Rajasthan already has an institutional framework capable of enabling such transformation. The Mukhyamantri Jal Swavlamban Abhiyan (MJSA), launched in 2016 and revived in 2024, was designed to address water challenges through participatory planning, convergence of government schemes, and community mobilisation. Integrating large-scale rejuvenation of waterbodies into MJSA could unlock a powerful synergy between sarkar (government) and samaj (society).
The potential is significant. Rajasthan has approximately 82,000 waterbodies (WRIS), many of which can be rejuvenated. With a focused, machine-led approach under MJSA 2.3, over ~40,000 waterbodies could be rejuvenated within five years – enhancing water storage, improving groundwater levels, benefiting 26,000 villages, and reducing dependence on costly tanker supply, with potential savings of nearly ₹9,963 crore.

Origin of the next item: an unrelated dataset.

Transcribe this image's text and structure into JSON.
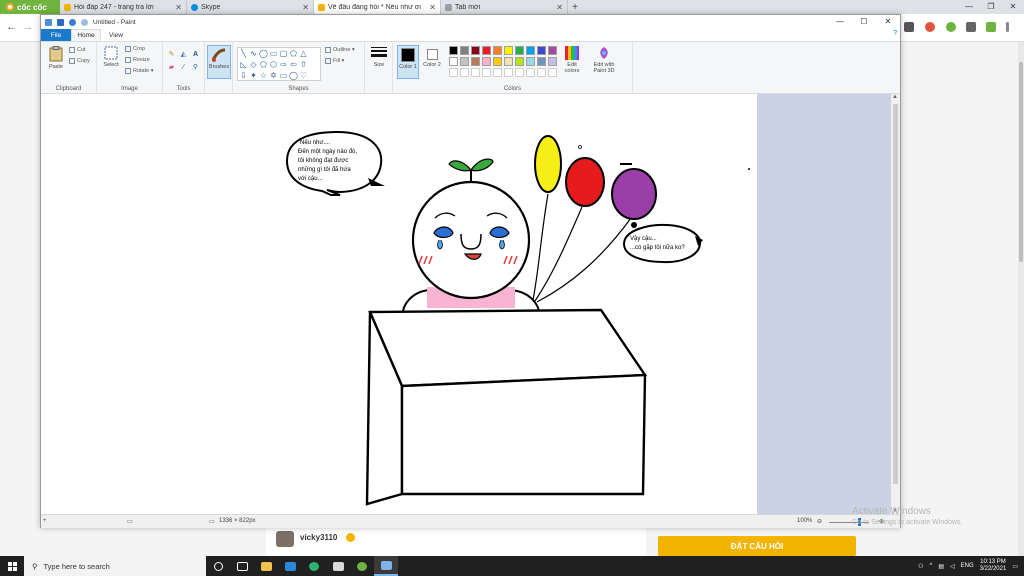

Rajasthan’s past offers a vital lesson: Its traditional water systems were not relics, but practical, time-tested solutions rooted in ecological understanding. In an era of increasing climate uncertainty, reviving this wisdom through science and coordinated action may be the most effective path forward.
With sarkar and samaj working together, Rajasthan can once again transform scarcity into resilience.
(The views expressed are personal)
This article is authored by Moumita Mukherjee, deputy manager, A.T.E. Chandra Foundation.